Une solidarité bien comprise avec leur combat va donc plus loin qu’une manifestation de sympathie. Il en est de même pour les luttes emblématiques qui se mènent actuellement dans d’autres régions de la planète (Chiapas et autres territoires indigènes du Mexique, Colombie, Brésil, « printemps » arabe, grec ou d’ailleurs). Une fois étudiées les leçons qu’elles nous proposent, il convient de laisser de côté les proclamations purement rhétoriques et les luttes par procuration. Le temps est venu de passer un peu plus sérieusement à la réflexion et à l’action commune.

Jean-Pierre Petit-Gras

 

Notes

[1] Syndicat des ouvriers de la campagne / Syndicat andalou des travailleurs.

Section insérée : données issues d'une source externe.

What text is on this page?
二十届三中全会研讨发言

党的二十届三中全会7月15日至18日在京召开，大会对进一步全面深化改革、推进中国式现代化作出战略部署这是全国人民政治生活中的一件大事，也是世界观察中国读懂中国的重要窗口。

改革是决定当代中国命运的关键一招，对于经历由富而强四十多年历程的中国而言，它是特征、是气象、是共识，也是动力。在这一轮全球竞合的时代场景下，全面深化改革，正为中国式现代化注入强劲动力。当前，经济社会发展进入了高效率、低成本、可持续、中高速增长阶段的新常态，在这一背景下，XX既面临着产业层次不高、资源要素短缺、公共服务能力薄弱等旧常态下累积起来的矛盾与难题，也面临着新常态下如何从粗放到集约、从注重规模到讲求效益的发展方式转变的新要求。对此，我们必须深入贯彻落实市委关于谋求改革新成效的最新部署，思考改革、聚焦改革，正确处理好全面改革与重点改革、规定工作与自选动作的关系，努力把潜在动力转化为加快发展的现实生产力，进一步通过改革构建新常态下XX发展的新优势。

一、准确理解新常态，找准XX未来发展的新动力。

[2] Une finca est une propriété.

[3] De cette petite ville le río Genil, né en amont de Grenade, se jette dans le Guadalquivir.

[4] Le travail dans l’agriculture industrielle, notamment sous les serres, signifie, à côté de l’abrutissement inhérent à l’application des principes du management moderne, l’exposition à de nombreux insecticides et fongicides.

[5] L’emploi du masculin ne doit pas faire oublier que les femmes, les jornaleras, sont fortement présentes et impliquées dans l’occupation de Somonte.

[6] En avril, un petit groupe de la région toulousaine, intéressé au projet de terre commune de La Fontié, dans le Tarn, a passé quelques jours en leur compagnie, partageant travail dans les champs et le potager, discussions, films sur le mouvement zapatiste, repas, blagues et chansons. Un ami mexicain était de la partie...

[7] Associations pour le maintien d’une agriculture paysanne.